En cuanto su padre se fue, Louis se metió en la cocina, subió a un taburete, cogió dos grandes vasos y se los dio a Emily antes de volver a bajar. Después, abrió la nevera, escogió dos refrescos, volvió a ordenar las latas como Antoine las ponía siempre (las coca-colas rojas a la izquierda, las fanta naranja en medio, y las perrier verdes, a la derecha). Las pajitas estaban en un cajón bajo el fregadero; las tartaletas de albaricoques estaban colocadas en la caja de galletas, y la bandeja para llevárselo todo frente al televisor estaba sobre la mesa. Todo habría sido perfecto si la pantalla hubiera querido encenderse.

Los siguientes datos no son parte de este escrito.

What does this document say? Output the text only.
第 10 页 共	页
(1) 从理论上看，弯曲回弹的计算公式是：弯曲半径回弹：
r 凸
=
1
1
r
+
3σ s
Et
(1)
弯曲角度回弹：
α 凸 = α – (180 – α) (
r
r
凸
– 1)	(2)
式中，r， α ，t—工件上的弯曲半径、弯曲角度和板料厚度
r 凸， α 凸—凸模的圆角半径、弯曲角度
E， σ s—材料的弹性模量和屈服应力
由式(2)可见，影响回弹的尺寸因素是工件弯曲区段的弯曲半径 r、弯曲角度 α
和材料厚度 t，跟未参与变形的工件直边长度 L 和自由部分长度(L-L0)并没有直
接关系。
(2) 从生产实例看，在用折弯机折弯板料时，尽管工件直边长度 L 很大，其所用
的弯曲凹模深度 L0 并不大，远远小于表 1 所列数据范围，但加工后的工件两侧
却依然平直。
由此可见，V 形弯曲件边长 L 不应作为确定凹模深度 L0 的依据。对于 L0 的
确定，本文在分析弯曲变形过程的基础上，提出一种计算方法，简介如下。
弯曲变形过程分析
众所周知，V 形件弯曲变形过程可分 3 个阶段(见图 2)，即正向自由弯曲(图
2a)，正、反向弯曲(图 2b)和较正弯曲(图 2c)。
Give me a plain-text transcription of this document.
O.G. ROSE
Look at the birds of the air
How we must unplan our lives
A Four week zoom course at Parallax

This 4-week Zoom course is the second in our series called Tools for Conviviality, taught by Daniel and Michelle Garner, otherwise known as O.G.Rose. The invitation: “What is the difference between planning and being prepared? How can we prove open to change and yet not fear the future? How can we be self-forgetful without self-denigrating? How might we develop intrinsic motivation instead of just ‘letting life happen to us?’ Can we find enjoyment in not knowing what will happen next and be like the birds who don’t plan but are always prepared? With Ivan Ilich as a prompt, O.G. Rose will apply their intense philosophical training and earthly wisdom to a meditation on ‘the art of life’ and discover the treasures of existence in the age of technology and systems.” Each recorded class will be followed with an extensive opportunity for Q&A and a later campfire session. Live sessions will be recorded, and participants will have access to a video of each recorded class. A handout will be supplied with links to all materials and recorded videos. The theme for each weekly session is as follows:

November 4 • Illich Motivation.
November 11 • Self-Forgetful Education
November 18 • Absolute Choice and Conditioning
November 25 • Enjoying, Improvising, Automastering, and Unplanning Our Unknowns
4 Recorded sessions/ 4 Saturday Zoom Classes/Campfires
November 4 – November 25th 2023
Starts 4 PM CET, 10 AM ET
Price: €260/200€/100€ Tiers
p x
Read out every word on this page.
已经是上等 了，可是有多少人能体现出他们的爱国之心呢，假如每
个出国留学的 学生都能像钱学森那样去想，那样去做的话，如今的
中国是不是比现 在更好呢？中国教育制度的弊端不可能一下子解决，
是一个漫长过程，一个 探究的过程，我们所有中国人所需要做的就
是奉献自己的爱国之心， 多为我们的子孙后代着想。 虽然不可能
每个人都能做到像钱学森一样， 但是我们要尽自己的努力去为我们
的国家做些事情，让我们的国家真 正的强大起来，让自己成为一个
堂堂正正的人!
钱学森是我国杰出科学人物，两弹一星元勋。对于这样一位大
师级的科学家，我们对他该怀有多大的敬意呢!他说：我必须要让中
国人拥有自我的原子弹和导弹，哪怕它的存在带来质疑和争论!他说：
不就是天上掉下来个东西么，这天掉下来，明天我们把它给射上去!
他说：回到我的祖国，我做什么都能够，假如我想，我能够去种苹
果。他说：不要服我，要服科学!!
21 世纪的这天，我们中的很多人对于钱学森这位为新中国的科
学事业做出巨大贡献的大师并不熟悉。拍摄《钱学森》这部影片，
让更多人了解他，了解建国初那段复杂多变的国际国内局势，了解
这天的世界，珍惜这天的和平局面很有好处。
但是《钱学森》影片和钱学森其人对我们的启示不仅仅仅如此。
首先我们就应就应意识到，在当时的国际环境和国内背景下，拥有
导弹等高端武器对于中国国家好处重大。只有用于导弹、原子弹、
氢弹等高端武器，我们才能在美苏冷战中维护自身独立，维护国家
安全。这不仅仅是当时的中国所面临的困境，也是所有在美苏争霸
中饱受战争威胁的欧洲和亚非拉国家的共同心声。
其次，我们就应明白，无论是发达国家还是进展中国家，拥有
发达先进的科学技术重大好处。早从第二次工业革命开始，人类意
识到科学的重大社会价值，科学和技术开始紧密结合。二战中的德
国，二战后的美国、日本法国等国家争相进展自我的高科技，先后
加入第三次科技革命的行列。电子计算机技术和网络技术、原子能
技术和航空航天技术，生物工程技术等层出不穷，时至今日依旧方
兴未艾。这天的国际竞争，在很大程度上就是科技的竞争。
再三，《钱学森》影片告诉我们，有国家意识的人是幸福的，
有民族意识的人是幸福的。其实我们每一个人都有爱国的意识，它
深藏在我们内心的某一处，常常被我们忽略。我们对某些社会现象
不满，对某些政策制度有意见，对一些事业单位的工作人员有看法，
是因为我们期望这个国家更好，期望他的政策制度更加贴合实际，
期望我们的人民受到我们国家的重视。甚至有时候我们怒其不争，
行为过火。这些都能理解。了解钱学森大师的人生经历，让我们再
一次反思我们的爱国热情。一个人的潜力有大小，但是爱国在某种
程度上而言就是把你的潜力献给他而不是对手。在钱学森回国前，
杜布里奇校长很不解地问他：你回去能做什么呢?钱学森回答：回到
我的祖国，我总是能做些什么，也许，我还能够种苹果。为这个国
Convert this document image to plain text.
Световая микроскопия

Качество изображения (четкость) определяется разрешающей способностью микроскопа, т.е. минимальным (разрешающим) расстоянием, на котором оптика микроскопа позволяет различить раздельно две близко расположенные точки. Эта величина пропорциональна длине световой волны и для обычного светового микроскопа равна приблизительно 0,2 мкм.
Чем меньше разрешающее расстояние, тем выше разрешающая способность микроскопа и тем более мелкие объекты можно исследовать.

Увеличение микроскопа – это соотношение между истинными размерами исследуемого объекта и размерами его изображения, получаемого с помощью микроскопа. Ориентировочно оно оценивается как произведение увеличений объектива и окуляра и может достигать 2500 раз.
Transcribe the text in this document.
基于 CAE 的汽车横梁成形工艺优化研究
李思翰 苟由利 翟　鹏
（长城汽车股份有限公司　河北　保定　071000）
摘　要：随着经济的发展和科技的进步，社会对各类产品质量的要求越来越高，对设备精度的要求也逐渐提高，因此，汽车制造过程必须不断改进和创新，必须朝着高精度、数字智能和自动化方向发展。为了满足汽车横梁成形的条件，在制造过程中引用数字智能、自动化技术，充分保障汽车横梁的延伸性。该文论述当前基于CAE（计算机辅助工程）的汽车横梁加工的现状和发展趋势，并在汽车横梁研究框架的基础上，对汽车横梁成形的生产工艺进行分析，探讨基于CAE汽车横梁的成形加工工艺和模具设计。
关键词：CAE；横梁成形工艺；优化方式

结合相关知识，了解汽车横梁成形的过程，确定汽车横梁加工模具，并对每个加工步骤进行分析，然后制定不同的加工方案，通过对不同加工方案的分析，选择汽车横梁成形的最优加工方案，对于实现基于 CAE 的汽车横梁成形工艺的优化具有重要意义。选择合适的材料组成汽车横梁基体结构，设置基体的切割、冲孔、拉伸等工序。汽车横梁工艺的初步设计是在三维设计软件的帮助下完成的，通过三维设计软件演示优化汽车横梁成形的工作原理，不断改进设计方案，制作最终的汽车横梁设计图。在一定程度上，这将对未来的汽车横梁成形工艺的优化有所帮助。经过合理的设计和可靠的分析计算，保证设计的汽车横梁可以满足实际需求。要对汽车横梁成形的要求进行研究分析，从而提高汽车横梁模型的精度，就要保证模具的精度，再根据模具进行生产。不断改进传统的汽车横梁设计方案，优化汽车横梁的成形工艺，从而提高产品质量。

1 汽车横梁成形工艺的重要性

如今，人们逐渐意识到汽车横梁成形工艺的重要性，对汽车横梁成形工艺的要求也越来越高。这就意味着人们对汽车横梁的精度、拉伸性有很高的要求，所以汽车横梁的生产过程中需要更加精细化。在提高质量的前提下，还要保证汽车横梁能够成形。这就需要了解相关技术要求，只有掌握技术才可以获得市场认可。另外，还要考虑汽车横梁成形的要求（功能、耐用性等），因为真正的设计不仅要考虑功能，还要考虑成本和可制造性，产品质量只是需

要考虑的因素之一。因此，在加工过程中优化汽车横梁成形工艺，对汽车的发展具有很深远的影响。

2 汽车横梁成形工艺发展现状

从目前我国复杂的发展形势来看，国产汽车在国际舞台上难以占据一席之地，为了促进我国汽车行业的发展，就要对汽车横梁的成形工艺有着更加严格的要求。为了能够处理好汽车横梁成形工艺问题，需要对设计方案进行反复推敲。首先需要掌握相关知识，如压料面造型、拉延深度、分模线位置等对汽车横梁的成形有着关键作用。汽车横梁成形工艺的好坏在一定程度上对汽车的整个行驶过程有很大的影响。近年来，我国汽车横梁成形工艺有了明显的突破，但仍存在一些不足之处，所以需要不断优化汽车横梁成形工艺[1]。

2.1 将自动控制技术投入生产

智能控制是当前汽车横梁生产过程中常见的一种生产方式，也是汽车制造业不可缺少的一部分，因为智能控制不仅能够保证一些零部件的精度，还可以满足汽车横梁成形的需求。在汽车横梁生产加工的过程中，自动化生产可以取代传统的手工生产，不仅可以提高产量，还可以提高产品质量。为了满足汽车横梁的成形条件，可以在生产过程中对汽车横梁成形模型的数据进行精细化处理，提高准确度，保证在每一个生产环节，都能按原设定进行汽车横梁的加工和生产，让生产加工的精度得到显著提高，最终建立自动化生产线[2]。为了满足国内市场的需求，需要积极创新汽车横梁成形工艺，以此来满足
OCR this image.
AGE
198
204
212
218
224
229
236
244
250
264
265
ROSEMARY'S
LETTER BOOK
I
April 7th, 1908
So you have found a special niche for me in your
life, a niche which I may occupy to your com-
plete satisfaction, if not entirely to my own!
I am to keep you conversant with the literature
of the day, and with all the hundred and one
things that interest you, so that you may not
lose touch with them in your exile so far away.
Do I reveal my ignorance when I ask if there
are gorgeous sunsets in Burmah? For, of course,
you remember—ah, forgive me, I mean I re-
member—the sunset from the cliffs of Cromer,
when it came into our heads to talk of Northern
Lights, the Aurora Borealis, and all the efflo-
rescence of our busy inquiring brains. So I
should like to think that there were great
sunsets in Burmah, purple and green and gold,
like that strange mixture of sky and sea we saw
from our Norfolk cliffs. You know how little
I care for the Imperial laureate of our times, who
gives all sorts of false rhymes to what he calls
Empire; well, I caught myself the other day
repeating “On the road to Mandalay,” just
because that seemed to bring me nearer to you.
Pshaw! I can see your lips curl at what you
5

Después de un minucioso examen de los cables, culparon a las pilas del mando a distancia. Emily sabía dónde encontrarlas: en el radio-despertador de su padre. Subió a toda velocidad, sin poner apenas la mano sobre la baranda de la escalera. Cuando entró en la habitación, llamó su atención una pequeña cámara de fotos que había sobre la mesita de noche. Seguro que era una compra para las vacaciones de Escocia. Curiosa, la cogió y apretó todos los botones. Por la pantalla que había en la parte de atrás, desfilaron las primeras fotos que su papá debía de haber hecho para probar el aparato. En la primera sólo se veían dos piernas y un trozo de acera; en la segunda, la esquina de un puesto del mercado de Portobello; en la tercera, había que inclinar la imagen para que se viera derecho. Lo que se veía en la pantalla no tenía demasiado interés, al menos hasta la trigésimo segunda foto, la única, por otra parte, que tenía un buen encuadre. Se veía a una pareja sentada en la terraza de un restaurante que se besaba frente al objetivo.
Después de la cena, durante la que Emily no había pronunciado ni palabra, Louis subió a la habitación de su mejor amiga y escribió en su diario íntimo que el descubrimiento de aquella cámara de fotos le había causado una gran impresión, pues era la primera vez que su padre le mentía. Emily añadió al margen que era la segunda, después del golpe de Papá Noel.
Yvonne cerró la puerta de su estudio y miró el reloj. Mientras avanzaba por el pasillo, oyó los pasos de Enya, que salía de su habitación.
– Estás muy guapa esta mañana -dijo ella volviéndose.
Enya la besó en la mejilla.
– Tengo una buena noticia.
– ¿Me vas a contar algo más?
– Ayer me llamaron de inmigración.
– ¿Sí? ¿Y eso es una buena noticia? -preguntó Yvonne con inquietud.
Se fijó en el permiso de trabajo que Enya le enseñaba con orgullo. La abrazó y la agarró con fuerza.
– Esto hay que celebrarlo frente a una taza de café -dijo Yvonne.
Bajaron por la escalera que llevaba al local. Cuando llegó abajo, Yvonne la miró atentamente.
– ¿Dónde te has comprado ese abrigo? -preguntó ella perpleja.